Road bike tips for women – how to climb hills

Nicola Hill ClimbWhen I first started riding about four and a half years ago I just avoided hills as much as I could. Then one day it struck me that hills are just one part of cycling that should actually be embraced. After all, usually when you climb up a hill you get to whizz down the other side!!! And these days I often ride up a small rise that I once considered to be a hill, so there’s definitely been progress.

I also thought that when I started riding a road bike there was no particular technique to riding up hills, it was simply a matter of suffering and putting up with the pain in your legs and shortness of breath and hoping it would soon be over. I was definitely wrong about that, so here’s a few tips that I’ve picked up from various fellow riders and from my own research:

Pace yourself

We’ve all seen those super energetic types who go flat out at the bottom of a hill and then fade part of the way up. Keep your breathing deep and comfortable and gradually increase your effort as you get closer to the top. It can also be useful to break the climb into sections so you just aim to reach the next telegraph pole or other landmark and then focus on the next one and so on.

Sit most of the time

Stay seated for the majority of the climb and shift your weight back in the saddle for maximum leverage on the pedals, and put your hands on the top of the handlebars towards the centre. Stand only when you need a break from your seated position or when the climb gets a bit steeper. Before you stand up, change to one gear harder and change back when you sit again. When you stand up, place your hands on the hoods for maximum stability and try not to rock from side to side too much.

Pedal stroke

Your pedal stroke when you’re seated should feel like you’re scraping mud off your shoe, so as your foot goes down you should push down with your heel and then pull up with your foot as you come up.

Loosen your upper body

It’s a waste of energy to tense your upper body by gripping the handlebars tightly (I’m guilty of this!). Your elbows should be slightly flared rather than tight against your torso.

Use the right gears

As you approach an uphill you want to carry as much momentum from a downhill section. As you begin to climb you want to change gears gradually until you are in the gear you’ll climb most of the hill. For me, this is often my smallest gear possible which is often referred to as ‘granny’ gear. The most energy efficient way to climb a hill is to keep your cadence as high as possible, and therefore use the easiest gear that allows you to maintain your momentum. This is particularly important on a long ride where you should be conserving energy, especially in the early part of the ride.

Breathe deeply

Make sure you breathe right down into your belly, filling your lungs. This will give you fresh oxygen for your working muscles and keep you relaxed.

Believe in yourself

Your mental preparation is also a key factor in climbing hills. If your self-talk is telling you that you can’t climb hills, or the particular hill you are on, then you are much less likely to achieve it. Believe that you can do it and speak to yourself in a positive way.

Walking is not failing

If you really find a hill is just too much for you then get off and walk. There’s no shame in it. It’s happened to just about everyone, including me. Sometimes it’s just not your day.

Watch the pros

One of the best ways to learn good technique is to watch the professional riders. You’ll see all this advice demonstrated in slow motion in a major hill stage of the Tour de France.

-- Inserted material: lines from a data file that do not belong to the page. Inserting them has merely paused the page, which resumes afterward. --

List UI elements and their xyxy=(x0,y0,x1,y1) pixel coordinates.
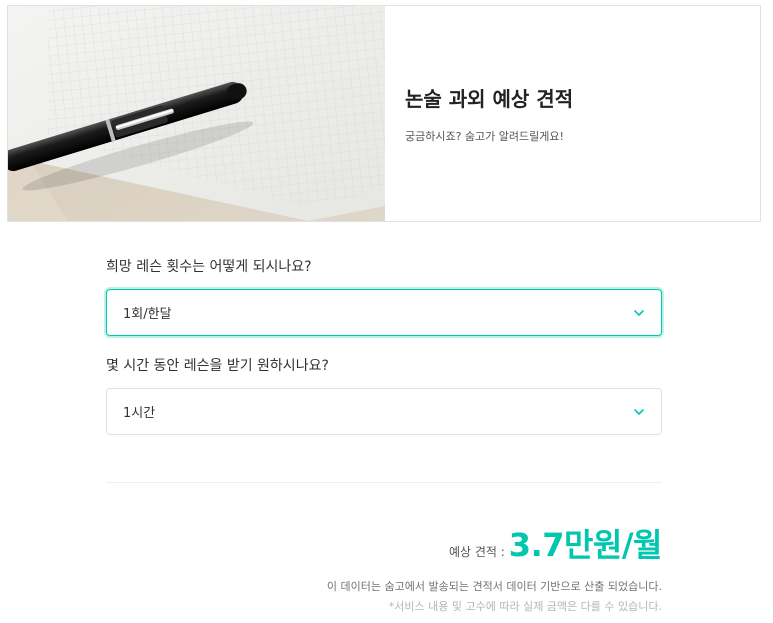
pen-on-paper-image xyxy=(8,6,385,221)
lesson-duration-label: 몇 시간 동안 레슨을 받기 원하시나요? xyxy=(106,358,329,374)
page-subtitle: 궁금하시죠? 숨고가 알려드릴게요! xyxy=(405,130,564,143)
chevron-down-icon xyxy=(634,408,644,415)
data-source-note: 이 데이터는 숨고에서 발송되는 견적서 데이터 기반으로 산출 되었습니다. xyxy=(326,580,662,593)
page-title: 논술 과외 예상 견적 xyxy=(405,87,574,111)
chevron-down-icon xyxy=(634,309,644,316)
lesson-duration-select[interactable]: 1시간 xyxy=(106,388,662,435)
lesson-frequency-label: 희망 레슨 횟수는 어떻게 되시나요? xyxy=(106,259,312,275)
estimate-label: 예상 견적 : xyxy=(448,545,505,559)
hero-banner: 논술 과외 예상 견적 궁금하시죠? 숨고가 알려드릴게요! xyxy=(7,5,761,222)
lesson-duration-value: 1시간 xyxy=(123,406,156,421)
divider xyxy=(106,482,662,483)
price-disclaimer: *서비스 내용 및 고수에 따라 실제 금액은 다를 수 있습니다. xyxy=(388,600,662,613)
estimate-value: 3.7만원/월 xyxy=(508,526,663,564)
estimate-row: 예상 견적 : 3.7만원/월 xyxy=(448,520,663,566)
hero-text: 논술 과외 예상 견적 궁금하시죠? 숨고가 알려드릴게요! xyxy=(385,6,573,221)
lesson-frequency-select[interactable]: 1회/한달 xyxy=(106,289,662,336)
lesson-frequency-value: 1회/한달 xyxy=(123,307,172,322)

  1. OOh Thank you, I am a Beginner Road Bike rider, and I dread the Hills, but love the down hill run, i sometimes, make my self feel very nervous when I know a Hill is coming up, and I am always last up the hill, where I think I am never never going to get better at this, but reading this does help me, and maybe I just need to go out and do hill repeats… I do find I breathe like a Steam Train thou
    cheers Love Your Blog

  2. I find it helpful to chant a mantra to myself…or sometimes out loud. My up hill mantra is “firm thighs, tight a$$, firm thighs, tight a$$. I must not ride up enough hills, because it hasn’t helped yet.

    1. I totally agree with the mantra! Even if I just count, there’s something about a rhythm that makes all the difference.

  3. Another comment – when your legs get tired, you can stand on the pedals and just let your weight fall from one side of the bike to the other. It helps to also pull up on the pedals but you can keep moving up using your body weight alone and even shifting to slightly smaller gear in the back so that when you sit down again you have another gear. It can be a psychological win as well as a relief!

  4. As someone who hates climbing but does it any way, my only piece of advice is to climb at your own pace. Who cares if you’re the last person up? You’re doing a million times better than the person who’s parked on the couch!

    But apparently I have another piece… If you have a heart rate monitor, use it! Watch those numbers and don’t let it get too high. Personally I’m comfortable around 160bpm when I’m climbing – if I get over 170 I inch towards my threshold and that’s bad.